Sooner Works is now a recognized as a comprehensive transition program by the U.S. Department of Education, opening several new doors for students.
It’s the first program of its kind in Oklahoma or Texas to receive the certification.
“Sooner Works has been going fabulous,” OU sophomore Bo Cochran said.
The university ended its spring semester online due to COVID-19.
“I stayed at home with my parents and did classwork on Zoom,” Cochran said.
Sooner Works' students will return to campus with more opportunities due to the new federal certification.
“It allows students to apply for a federal financial aid, which then really helps with the cost of college,” program director Kendra Williams Diehm said.
“To our parents, post-secondary education options are fairly new,” assistant director Mindy Lingo said. “So, a lot of our families weren’t aware that this was an option so they don’t have that college savings that a lot of families do. This CTP has allowed another resource for them to access some financial help.”

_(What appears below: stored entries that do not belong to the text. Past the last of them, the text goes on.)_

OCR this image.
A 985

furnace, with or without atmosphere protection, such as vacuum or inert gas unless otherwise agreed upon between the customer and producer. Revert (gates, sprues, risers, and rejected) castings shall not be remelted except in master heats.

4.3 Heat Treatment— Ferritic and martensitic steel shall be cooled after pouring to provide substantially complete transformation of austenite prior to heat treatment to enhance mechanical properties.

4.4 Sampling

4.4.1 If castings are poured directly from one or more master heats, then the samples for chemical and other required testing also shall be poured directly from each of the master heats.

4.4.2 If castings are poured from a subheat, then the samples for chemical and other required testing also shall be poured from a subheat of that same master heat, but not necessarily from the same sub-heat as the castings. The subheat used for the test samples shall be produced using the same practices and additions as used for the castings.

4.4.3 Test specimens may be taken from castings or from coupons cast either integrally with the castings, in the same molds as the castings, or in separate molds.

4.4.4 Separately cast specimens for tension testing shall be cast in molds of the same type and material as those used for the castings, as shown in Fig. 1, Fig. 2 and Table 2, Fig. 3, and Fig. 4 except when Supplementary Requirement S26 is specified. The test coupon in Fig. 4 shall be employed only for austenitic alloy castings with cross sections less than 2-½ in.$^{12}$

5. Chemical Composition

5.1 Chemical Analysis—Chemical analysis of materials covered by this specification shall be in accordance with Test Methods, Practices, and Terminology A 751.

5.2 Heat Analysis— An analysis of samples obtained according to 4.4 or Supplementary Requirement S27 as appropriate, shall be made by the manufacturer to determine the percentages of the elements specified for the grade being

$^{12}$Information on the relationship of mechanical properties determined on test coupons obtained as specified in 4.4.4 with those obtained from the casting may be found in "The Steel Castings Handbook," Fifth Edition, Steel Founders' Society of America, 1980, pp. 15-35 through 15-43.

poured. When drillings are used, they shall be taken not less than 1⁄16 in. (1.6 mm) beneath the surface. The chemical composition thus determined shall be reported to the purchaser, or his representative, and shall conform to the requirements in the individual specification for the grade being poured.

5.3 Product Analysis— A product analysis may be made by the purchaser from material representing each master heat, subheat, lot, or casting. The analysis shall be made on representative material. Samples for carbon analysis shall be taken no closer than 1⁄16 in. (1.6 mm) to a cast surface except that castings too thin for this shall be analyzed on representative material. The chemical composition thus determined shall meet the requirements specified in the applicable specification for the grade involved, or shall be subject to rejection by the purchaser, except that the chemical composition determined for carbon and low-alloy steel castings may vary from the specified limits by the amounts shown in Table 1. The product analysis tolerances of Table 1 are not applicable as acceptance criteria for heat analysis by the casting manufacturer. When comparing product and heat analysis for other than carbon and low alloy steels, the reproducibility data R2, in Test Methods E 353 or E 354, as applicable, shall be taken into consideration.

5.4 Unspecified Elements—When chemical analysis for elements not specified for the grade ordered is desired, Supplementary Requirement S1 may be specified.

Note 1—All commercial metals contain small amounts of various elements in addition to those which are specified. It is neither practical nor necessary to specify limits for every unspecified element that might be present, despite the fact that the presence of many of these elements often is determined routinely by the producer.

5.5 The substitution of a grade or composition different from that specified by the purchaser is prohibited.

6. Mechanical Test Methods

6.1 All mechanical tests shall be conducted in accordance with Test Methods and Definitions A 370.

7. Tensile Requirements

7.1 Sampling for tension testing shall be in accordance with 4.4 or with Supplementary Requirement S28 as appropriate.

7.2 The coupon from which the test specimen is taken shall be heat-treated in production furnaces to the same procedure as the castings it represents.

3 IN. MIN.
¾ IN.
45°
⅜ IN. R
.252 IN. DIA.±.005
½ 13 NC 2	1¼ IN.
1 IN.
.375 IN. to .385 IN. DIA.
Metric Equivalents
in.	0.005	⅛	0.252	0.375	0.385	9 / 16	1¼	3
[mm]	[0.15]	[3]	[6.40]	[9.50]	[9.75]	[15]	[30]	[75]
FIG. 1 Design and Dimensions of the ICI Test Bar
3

The four-year residential program for students with intellectual disabilities places them alongside students in traditional classes, while also taking specialized courses to expand life skills and internships.
The program had to meet certain criteria to get federally certified.
“Making sure the kids are in as an inclusive environment as possible, not only academically but socially and in their internships,” Lingo said.
The program is also growing from three students last year to 11 this coming semester.
“I’m excited to be back in a routine,” Cochran said. “I’m going to continue as a house for a tri-delta house and continue my internship at Sooner Sports properties.”
Students will begin moving back to campus for the fall semester on August 11.